Wonodi Chizoba, Farrenkopf Brooke Amara
International Vaccine Access Center, Johns Hopkins Bloomberg School of Public Health, Baltimore, MD 21231, USA.
Vaccines (Basel). 2023 Sep 28;11(10):1543. doi: 10.3390/vaccines11101543.
While there is a coordinated effort around reaching zero dose children and closing existing equity gaps in immunization delivery, it is important that there is agreement and clarity around how 'zero dose status' is defined and what is gained and lost by using different indicators for zero dose status. There are two popular approaches used in research, program design, and advocacy to define zero dose status: one uses a single vaccine to serve as a proxy for zero dose status, while another uses a subset of vaccines to identify children who have missed all routine vaccines. We provide a global analysis utilizing the most recent publicly available DHS and MICS data from 2010 to 2020 to compare the number, proportion, and profile of children aged 12 to 23 months who are 'penta-zero dose' (have not received the pentavalent vaccine), 'truly' zero dose (have not received any dose of BCG, polio, pentavalent, or measles vaccines), and 'misclassified' zero dose children (those who are penta-zero dose but have received at least one other vaccine). Our analysis includes 194,829 observations from 82 low- and middle-income countries. Globally, 14.2% of children are penta-zero dose and 7.5% are truly zero dose, suggesting that 46.5% of penta-zero dose children have had at least one contact with the immunization system. While there are similarities in the profile of children that are penta-zero dose and truly zero dose, there are key differences between the proportion of key characteristics among truly zero dose and misclassified zero dose children, including access to maternal and child health services. By understanding the extent of the connection zero dose children may have with the health and immunization system and contrasting it with how much the use of a more feasible definition of zero dose may underestimate the level of vulnerability in the zero dose population, we provide insights that can help immunization programs design strategies that better target the most disadvantaged populations. If the vulnerability profiles of the truly zero dose children are qualitatively different from that of the penta-zero dose children, then failing to distinguish the truly zero dose populations, and how to optimally reach them, may lead to the development of misguided or inefficient strategies for vaccinating the most disadvantaged population of children.

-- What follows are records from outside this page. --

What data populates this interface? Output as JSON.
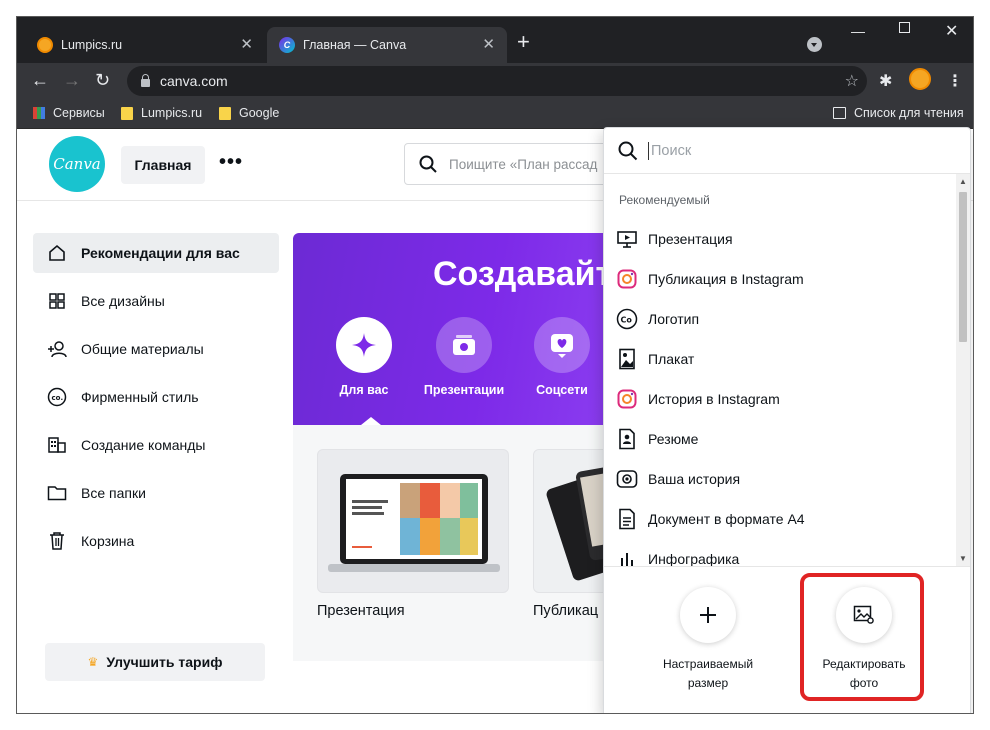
{
  "browser": {
    "tabs": [
      {
        "title": "Lumpics.ru",
        "favicon": "lumpics-orange-icon"
      },
      {
        "title": "Главная — Canva",
        "favicon": "canva-icon",
        "active": true
      }
    ],
    "url": "canva.com",
    "bookmarks": [
      "Сервисы",
      "Lumpics.ru",
      "Google"
    ],
    "reading_list": "Список для чтения"
  },
  "canva": {
    "logo_text": "Canva",
    "home_button": "Главная",
    "more": "•••",
    "search_placeholder": "Поищите «План рассад",
    "sidebar": [
      {
        "label": "Рекомендации для вас",
        "icon": "home-icon",
        "active": true
      },
      {
        "label": "Все дизайны",
        "icon": "grid-icon"
      },
      {
        "label": "Общие материалы",
        "icon": "shared-users-icon"
      },
      {
        "label": "Фирменный стиль",
        "icon": "brand-kit-icon"
      },
      {
        "label": "Создание команды",
        "icon": "team-building-icon"
      },
      {
        "label": "Все папки",
        "icon": "folder-icon"
      },
      {
        "label": "Корзина",
        "icon": "trash-icon"
      }
    ],
    "upgrade_button": "Улучшить тариф",
    "hero_title": "Создавайт",
    "categories": [
      {
        "label": "Для вас",
        "icon": "sparkle-icon"
      },
      {
        "label": "Презентации",
        "icon": "presentation-icon"
      },
      {
        "label": "Соцсети",
        "icon": "heart-icon"
      }
    ],
    "cards": [
      {
        "label": "Презентация"
      },
      {
        "label": "Публикац"
      }
    ]
  },
  "dropdown": {
    "search_placeholder": "Поиск",
    "section_title": "Рекомендуемый",
    "items": [
      {
        "label": "Презентация",
        "icon": "presentation-icon"
      },
      {
        "label": "Публикация в Instagram",
        "icon": "instagram-icon"
      },
      {
        "label": "Логотип",
        "icon": "logo-co-icon"
      },
      {
        "label": "Плакат",
        "icon": "poster-icon"
      },
      {
        "label": "История в Instagram",
        "icon": "instagram-icon"
      },
      {
        "label": "Резюме",
        "icon": "resume-icon"
      },
      {
        "label": "Ваша история",
        "icon": "story-icon"
      },
      {
        "label": "Документ в формате A4",
        "icon": "document-icon"
      },
      {
        "label": "Инфографика",
        "icon": "infographic-icon"
      }
    ],
    "actions": [
      {
        "label_line1": "Настраиваемый",
        "label_line2": "размер",
        "icon": "plus-icon"
      },
      {
        "label_line1": "Редактировать",
        "label_line2": "фото",
        "icon": "edit-photo-icon",
        "highlighted": true
      }
    ],
    "highlight_color": "#e02424"
  },
  "colors": {
    "canva_teal": "#19c3cf",
    "hero_purple": "#7d2ae8",
    "chrome_dark": "#202124"
  }
}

虽然各方正在协同努力实现零剂量儿童数量归零,并消除免疫接种服务中现有的公平差距,但明确“零剂量状态”的定义以及使用不同的零剂量状态指标会有哪些得失,这一点很重要。在研究、项目设计和宣传中,有两种常用的方法来定义零剂量状态:一种是使用单一疫苗作为零剂量状态的替代指标,另一种是使用一组疫苗来识别未接种所有常规疫苗的儿童。我们利用2010年至2020年最新公开的人口与健康调查(DHS)和多指标类集调查(MICS)数据进行了一项全球分析,以比较12至23个月大的“五价疫苗零剂量”(未接种五价疫苗)、“真正”零剂量(未接种任何剂量的卡介苗、脊髓灰质炎疫苗、五价疫苗或麻疹疫苗)以及“误分类”零剂量儿童(五价疫苗零剂量但至少接种了一剂其他疫苗)的数量、比例和特征。我们的分析涵盖了来自82个低收入和中等收入国家的194,829份观察数据。全球范围内,14.2%的儿童为五价疫苗零剂量,7.5%为真正零剂量,这表明46.5%的五价疫苗零剂量儿童至少与免疫接种系统有过一次接触。虽然五价疫苗零剂量儿童和真正零剂量儿童的特征存在相似之处,但真正零剂量儿童和误分类零剂量儿童在关键特征比例上存在关键差异,包括获得母婴保健服务的情况。通过了解零剂量儿童与卫生和免疫接种系统可能存在的联系程度,并将其与使用更可行的零剂量定义可能低估零剂量人群脆弱性水平的情况进行对比,我们提供了一些见解,有助于免疫接种项目制定更好地针对最弱势群体的策略。如果真正零剂量儿童的脆弱性特征与五价疫苗零剂量儿童在质上不同,但未能区分真正零剂量人群以及如何以最佳方式覆盖他们,可能会导致为最弱势儿童群体制定错误或低效的疫苗接种策略。